Perversão ou narcisismo
Perversão ou narcisismo?
Seguindo a trilha freudiana, podemos dizer que o conceito definidor da perversão é verleugnung, ou seja, o desmentido que o sujeito opera sobre a angústia de castração. Como que a verleugnung aparece na cena social, possibilitando a nomeação da sociedade como perversa? Qual seria a consequência da verleugnung na relação com o outro?
As reflexões sociais que tangenciam a questão da perversão aparecem nos comentários sobre as formas de relações utilitárias do mundo contemporâneo. Nesse caso, não está em jogo a estrutura perversa, mas sim a cena perversa desenvolvida em uma sociedade de consumo, em uma cultura narcisista e do espetáculo. Podemos pensar em uma civilização da perversão em que a personalidade narcisista domina o campo social. Segundo Lasch (1983) "Novas formas sociais requerem novas formas de personalidade, novos modos de socialização, novos modos de se organizar a experiência" (p. 76). é uma sociedade que opera o enfraquecimento do vínculo social, na qual o sujeito tende a minimizar seu campo de investimento libidinal. Nesse sentido, presenciamos ações que revelam uma falta de pesar, uma superficialidade, uma promiscuidade sexual e uma "escolha" por exprimir os conflitos através da atuação (act out).
Do ponto de vista psicopatológico, não é possível igualar, de maneira simples, cultura do narcisismo e perversão, mas não se pode negar o componente perverso dessa forma de organização cultural. Acreditamos que os perversos sejam narcisistas, mas nem todo narcisista é perverso. Entretanto, o próprio conceito de narcisismo padece de uma imprecisão, pois podemos pensar narcisismo como represamento da libido no eu; característica presente em quase todas as formas psicopatológicas. Talvez, o elemento que aponte para uma diferença das modalidades narcísicas presente nos quadros psicopatológicos seja a relação com a problemática da alteridade.
Assim, uma reflexão da perversão sob a ótica da psicanálise, ou seja, considerando a questão metapsicológica e clínica, deve articular as noções de castração, narcisismo e alteridade. Em sua reflexão metapsicológica sobre a perversão, Freud revela que na base desse modo de subjetivação encontramos um desmentido (verleugnung) da castração. Interessante enfatizar que esse é o destino da ideia, o afeto teria outra vicissitude (Freud, 1927/1974). Assim, o desmentido opera sobre a ideia da castração, mas o quantum afetivo implicado nesse movimento parece tomar o destino da angústia. é o que parece sugerir no texto inacabado sobre A divisão do ego no processo de defesa. Freud (1938/1974) revela:.

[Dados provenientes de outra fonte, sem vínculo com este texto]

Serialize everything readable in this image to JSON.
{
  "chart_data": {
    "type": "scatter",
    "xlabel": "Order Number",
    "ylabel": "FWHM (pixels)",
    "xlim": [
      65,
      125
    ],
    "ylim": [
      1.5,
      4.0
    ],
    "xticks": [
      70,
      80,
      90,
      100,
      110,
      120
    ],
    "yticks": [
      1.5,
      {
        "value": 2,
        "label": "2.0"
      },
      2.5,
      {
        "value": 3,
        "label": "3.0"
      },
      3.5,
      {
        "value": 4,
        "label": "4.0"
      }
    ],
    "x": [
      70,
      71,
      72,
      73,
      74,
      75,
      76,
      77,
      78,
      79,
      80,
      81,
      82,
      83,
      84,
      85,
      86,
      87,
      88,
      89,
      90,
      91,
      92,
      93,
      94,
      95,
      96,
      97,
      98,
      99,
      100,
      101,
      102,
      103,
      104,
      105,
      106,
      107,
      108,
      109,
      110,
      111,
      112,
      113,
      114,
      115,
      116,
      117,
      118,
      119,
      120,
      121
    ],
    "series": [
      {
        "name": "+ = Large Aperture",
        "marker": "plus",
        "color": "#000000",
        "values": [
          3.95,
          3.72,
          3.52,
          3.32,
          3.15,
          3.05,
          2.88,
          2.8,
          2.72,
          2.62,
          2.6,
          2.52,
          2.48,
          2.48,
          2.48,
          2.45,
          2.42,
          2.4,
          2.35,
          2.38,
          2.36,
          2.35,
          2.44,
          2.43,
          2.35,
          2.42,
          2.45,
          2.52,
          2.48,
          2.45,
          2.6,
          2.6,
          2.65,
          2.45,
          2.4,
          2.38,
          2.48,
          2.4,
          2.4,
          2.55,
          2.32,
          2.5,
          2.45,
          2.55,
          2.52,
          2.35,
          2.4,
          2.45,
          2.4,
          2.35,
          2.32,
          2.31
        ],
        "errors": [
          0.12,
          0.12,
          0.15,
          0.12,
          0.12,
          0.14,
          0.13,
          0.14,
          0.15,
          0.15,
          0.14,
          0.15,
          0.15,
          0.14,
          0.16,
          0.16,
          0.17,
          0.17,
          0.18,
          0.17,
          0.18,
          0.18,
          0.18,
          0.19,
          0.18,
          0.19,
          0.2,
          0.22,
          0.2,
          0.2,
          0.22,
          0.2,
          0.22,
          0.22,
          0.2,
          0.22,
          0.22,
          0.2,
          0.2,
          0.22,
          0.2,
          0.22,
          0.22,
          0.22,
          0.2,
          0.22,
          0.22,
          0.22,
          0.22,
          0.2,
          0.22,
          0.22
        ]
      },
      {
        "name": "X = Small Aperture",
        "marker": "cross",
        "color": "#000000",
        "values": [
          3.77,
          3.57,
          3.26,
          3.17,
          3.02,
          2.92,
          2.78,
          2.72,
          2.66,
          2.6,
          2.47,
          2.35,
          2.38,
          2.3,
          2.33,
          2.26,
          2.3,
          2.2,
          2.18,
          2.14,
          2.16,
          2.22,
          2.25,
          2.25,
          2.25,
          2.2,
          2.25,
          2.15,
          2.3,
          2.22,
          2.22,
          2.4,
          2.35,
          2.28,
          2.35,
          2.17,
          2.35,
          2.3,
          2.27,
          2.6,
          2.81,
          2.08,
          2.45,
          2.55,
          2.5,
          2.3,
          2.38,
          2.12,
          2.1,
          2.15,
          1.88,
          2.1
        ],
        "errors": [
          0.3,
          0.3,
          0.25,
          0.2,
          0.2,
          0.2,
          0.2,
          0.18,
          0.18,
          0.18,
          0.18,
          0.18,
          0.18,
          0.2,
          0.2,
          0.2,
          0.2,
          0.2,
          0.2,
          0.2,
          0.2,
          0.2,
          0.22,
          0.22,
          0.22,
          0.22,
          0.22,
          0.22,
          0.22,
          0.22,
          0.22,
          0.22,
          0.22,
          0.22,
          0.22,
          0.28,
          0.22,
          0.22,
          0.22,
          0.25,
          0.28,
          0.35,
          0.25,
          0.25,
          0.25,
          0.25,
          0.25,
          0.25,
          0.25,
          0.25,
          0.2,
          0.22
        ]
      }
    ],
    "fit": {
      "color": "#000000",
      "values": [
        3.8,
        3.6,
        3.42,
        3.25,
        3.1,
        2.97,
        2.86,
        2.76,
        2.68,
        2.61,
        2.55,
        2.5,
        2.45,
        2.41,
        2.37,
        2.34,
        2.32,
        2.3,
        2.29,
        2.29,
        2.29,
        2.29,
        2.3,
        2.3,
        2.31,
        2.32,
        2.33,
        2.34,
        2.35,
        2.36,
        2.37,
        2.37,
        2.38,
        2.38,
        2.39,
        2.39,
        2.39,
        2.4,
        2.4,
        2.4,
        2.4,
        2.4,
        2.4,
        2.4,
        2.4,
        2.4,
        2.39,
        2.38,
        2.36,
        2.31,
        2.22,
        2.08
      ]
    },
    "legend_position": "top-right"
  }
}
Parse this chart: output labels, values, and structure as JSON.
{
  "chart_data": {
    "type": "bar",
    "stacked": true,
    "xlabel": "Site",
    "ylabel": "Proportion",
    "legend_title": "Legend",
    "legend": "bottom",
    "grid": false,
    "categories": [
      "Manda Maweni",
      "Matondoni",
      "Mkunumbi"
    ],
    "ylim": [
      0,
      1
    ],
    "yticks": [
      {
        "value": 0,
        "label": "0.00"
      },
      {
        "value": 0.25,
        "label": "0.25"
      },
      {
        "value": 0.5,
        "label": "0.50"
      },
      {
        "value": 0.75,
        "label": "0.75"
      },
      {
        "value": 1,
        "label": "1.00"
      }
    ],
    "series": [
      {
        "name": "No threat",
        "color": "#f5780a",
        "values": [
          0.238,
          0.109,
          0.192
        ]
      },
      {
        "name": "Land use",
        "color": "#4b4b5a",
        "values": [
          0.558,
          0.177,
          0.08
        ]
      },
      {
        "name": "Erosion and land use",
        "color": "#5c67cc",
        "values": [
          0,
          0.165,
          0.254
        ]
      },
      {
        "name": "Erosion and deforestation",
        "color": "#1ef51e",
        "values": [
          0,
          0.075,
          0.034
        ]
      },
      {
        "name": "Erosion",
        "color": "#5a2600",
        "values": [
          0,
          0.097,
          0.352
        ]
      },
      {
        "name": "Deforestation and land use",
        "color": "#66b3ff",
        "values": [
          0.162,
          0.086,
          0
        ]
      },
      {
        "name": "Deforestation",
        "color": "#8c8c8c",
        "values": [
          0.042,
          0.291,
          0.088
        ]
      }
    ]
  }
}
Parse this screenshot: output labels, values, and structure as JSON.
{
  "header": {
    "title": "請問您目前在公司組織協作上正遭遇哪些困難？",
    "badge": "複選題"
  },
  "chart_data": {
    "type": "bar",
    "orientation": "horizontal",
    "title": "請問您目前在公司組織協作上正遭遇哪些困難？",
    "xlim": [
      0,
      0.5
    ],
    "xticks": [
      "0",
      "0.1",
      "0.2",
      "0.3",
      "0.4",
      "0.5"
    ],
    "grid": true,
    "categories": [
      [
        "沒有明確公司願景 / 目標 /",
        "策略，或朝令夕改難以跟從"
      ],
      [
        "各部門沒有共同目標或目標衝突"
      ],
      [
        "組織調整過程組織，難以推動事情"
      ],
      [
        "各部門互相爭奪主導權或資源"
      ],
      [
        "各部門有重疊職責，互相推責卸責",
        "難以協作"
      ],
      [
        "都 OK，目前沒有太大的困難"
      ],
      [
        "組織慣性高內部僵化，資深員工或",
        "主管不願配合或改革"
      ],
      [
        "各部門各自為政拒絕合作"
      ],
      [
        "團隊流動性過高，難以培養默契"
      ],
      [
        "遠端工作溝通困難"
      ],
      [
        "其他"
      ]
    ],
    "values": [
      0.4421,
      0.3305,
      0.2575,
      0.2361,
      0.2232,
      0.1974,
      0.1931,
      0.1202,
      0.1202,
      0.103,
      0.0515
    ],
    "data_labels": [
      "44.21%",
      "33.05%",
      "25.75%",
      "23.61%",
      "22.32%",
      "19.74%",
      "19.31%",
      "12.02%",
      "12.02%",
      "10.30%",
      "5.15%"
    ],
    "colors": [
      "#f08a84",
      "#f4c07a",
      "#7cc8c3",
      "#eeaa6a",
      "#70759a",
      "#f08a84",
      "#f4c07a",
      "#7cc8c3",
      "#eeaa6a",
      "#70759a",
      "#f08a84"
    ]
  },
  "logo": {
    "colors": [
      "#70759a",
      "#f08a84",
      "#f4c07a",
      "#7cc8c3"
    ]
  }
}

[...] temos de retornar à nossa história clínica e acrescentar que o menino produziu ainda outro sintoma, leve embora, o qual ele reteve até o dia de hoje. Tratava-se de uma suscetibilidade ansiosa (ängstliche) contra o fato de qualquer de seus dedinhos do pé ser tocado, como se, em todo o vaivém entre rejeição e reconhecimento, fosse todavia a castração que encontrasse a expressão clara[...] (p. 312).
Parece que nesse texto inacabado, Freud pretende deixar uma pista para trilharmos na direção da perspectiva da presença da angústia na perversão, que aparece como uma sombra no movimento pendular do desmentido. Quanto à questão do narcisismo na perversão, parece-nos lugar comum trabalhar a perspectiva do represamento de libido no eu, assim optamos por pensar a relação do perverso com algumas figuras alteritárias. Dessa forma, trabalharemos o conceito de narcisismo e o articularemos com a problemática da alteridade.
Representante da libido do eu, o conceito de narcisismo é apresentado por Freud como uma fase do desenvolvimento do sujeito que se situa entre o autoerotismo e a escolha objetal. Podemos pensar que após a dispersão das pulsões parciais, o investimento libidinal em uma unidade denominada eu seria a definição de narcisismo primário.
O narcisismo primário apresentaria uma onipotência que se expressa através de uma instância ideal, um ego ideal, que se vê na posse de toda perfeição. Para Freud (1914/1974), o ego ideal "se acha possuído de toda perfeição de valor" (p. 111). O ego ideal inclina-se para uma idealização. Nessa instância, o ego seria idealizado e levado ao máximo de onipotência. Assim, o ego ideal tipifica o narcisismo primário. O ego ideal só pode assumir essa posição através do olhar do outro, é o outro que investe libidinalmente no eu, colocando-o em um lugar idealizado. é o outro que, através do jogo especular, possibilita a percepção do corpo como unidade.